BuGLe object management

Introduction

This file documents the object layer in BuGLe. It is NOT an OOP layer to add C++-like features to C. So what is it? Well, OpenGL has a number of types of “object” — things like contexts, drawables, display lists, texture objects etc — and various bits of code in BuGLe want to associate data with these objects. The object layer makes this easier. It should be understood, however, that the object layer has no knowledge of OpenGL. It is up to you to track the OpenGL calls that manage objects and mirror them within the the object layer (some of this is done in the core code, particularly context and display list tracking).

The important concepts are:

class (bugle_object_class *)
A class is like an OOP class, in that objects are instanciations of classes with data
registrant
Several units of code may wish to attach storage to an object, and they need to be kept separate from each other. Each such unit is known as a registrant. There is no explicit structure to represent registrants.
object (void *)
An object holds all the data that all registrants have attached to a GL object. It should be treated as being opaque.
view (void *)
A view is a pointer to the data that a single registrant attached to a GL object. The interpretation of the data is up to the registrant.

The object system also has a concept of scope. This has nothing to do with inheritence. It refers to the scope at which an object can be considered to be current. For example, each thread has a current context, and each context may have a current display list. BuGLe allows you so specify what the current object for each class is (which may be NULL), and retrieve it later.

Class management functions

The class management functions are not thread-safe; any concurrent access to the same class should be protected with a mutex.

bugle_object_class_init(object_class *klass, object_class *parent)
Initialises the structures for a class. The parent field may be set to either NULL (in which case the scope of the class is the thread), or an existing class (in which case the scope is the parent class).
bugle_object_class_clear(object_class *klass)
Frees the structures for a class (although it does not delete any instances, which should be deleted first).
bugle_object_class_register(object_class *klass, void (*constructor)(const void *, void *), void (*destructor)(void *), size_t size)
Called by each registrant to request size bytes of storage within a class. The constructor is documented later; the destructor is simply given the view of the object, so that it can do cleanup (but it must not try to free the view itself). Both the constructor and destructor may be NULL. The size may be zero, if one only wants notification of object creation and destruction through the constructor and destructor. The return value is of type size_t, and acts as a handle in other calls.

Object management functions

The object management functions do not modify the object_class structures. Hence they are thread-safe, provided that they are not used concurrently with the class management functions.
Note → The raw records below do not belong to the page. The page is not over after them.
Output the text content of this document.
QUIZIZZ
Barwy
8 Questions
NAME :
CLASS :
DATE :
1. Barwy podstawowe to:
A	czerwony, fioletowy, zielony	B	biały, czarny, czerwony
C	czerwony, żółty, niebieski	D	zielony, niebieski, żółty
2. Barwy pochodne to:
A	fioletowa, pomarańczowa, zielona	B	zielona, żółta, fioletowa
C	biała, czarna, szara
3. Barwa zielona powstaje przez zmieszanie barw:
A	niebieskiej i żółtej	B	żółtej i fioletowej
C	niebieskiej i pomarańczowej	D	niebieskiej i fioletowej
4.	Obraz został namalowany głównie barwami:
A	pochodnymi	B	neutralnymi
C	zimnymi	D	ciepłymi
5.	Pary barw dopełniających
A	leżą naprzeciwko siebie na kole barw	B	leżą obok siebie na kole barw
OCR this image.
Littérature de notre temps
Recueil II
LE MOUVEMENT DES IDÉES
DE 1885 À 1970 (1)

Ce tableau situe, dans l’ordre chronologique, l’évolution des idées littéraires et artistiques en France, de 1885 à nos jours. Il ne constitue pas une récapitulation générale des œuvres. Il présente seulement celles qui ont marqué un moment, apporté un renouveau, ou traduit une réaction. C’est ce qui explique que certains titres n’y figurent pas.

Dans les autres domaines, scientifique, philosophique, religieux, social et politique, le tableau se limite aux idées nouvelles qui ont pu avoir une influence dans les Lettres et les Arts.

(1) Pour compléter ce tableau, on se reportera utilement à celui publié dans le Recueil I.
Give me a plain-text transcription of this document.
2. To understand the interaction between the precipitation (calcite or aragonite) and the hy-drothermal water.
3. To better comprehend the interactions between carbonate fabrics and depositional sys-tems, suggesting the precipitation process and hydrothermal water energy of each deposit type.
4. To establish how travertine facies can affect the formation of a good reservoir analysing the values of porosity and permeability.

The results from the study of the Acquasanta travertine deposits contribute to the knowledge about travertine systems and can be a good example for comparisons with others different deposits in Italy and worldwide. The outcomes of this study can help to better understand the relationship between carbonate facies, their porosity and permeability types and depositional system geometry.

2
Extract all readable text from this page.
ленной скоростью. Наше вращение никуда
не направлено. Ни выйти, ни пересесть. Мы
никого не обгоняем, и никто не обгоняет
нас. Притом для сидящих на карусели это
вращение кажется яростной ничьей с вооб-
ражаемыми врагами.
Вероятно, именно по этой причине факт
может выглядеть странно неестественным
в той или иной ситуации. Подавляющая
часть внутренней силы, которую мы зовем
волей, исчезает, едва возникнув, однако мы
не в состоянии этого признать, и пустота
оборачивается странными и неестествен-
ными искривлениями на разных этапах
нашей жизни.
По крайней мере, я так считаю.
The exception is that if an object of class Ais current to more than one thread, then setting the current object of class B whose scope is inside that of class A, may not be thread-safe.

bugle_object_new(object_class *klass, const void *key, bool make_current)
Instantiate an instance of the given class. Firstly, if make_current is true then the new object is immediately made the current object of its class. Then, for each registrant the constructor is called to initialise the data in its view. The constructor is passed key and the view (the key parameter exists only to pass extra information to the constructor, usually about the associated GL object). Where no constructor is specified, the view is filled with zeros.
bugle_object_delete(object_class *klass, void *object)
For each registrant, calls the destructor (if any) with the view. It then frees the memory associated with the object. Don't forget that some GL objects don't actually die when you delete them, only when they are no longer referenced. Also be sure to pass an object, not a view.
bugle_object_get_data(object_class *klass, void *object, size_t handle)
Maps an object to the view for a particular registrant (given by the handle returned by bugle_object_class_register).

Setting and fetching the current object

bugle_object_get_current(const object_class *klass)
Returns the current object of the given class.
bugle_object_get_current_data(const object_class *klass, size_t handle)
A shortcut to combine bugle_object_get_current and bugle_object_get_data.
bugle_object_set_current(const object_class *klass, void *object)
Sets the current object of class klass to object.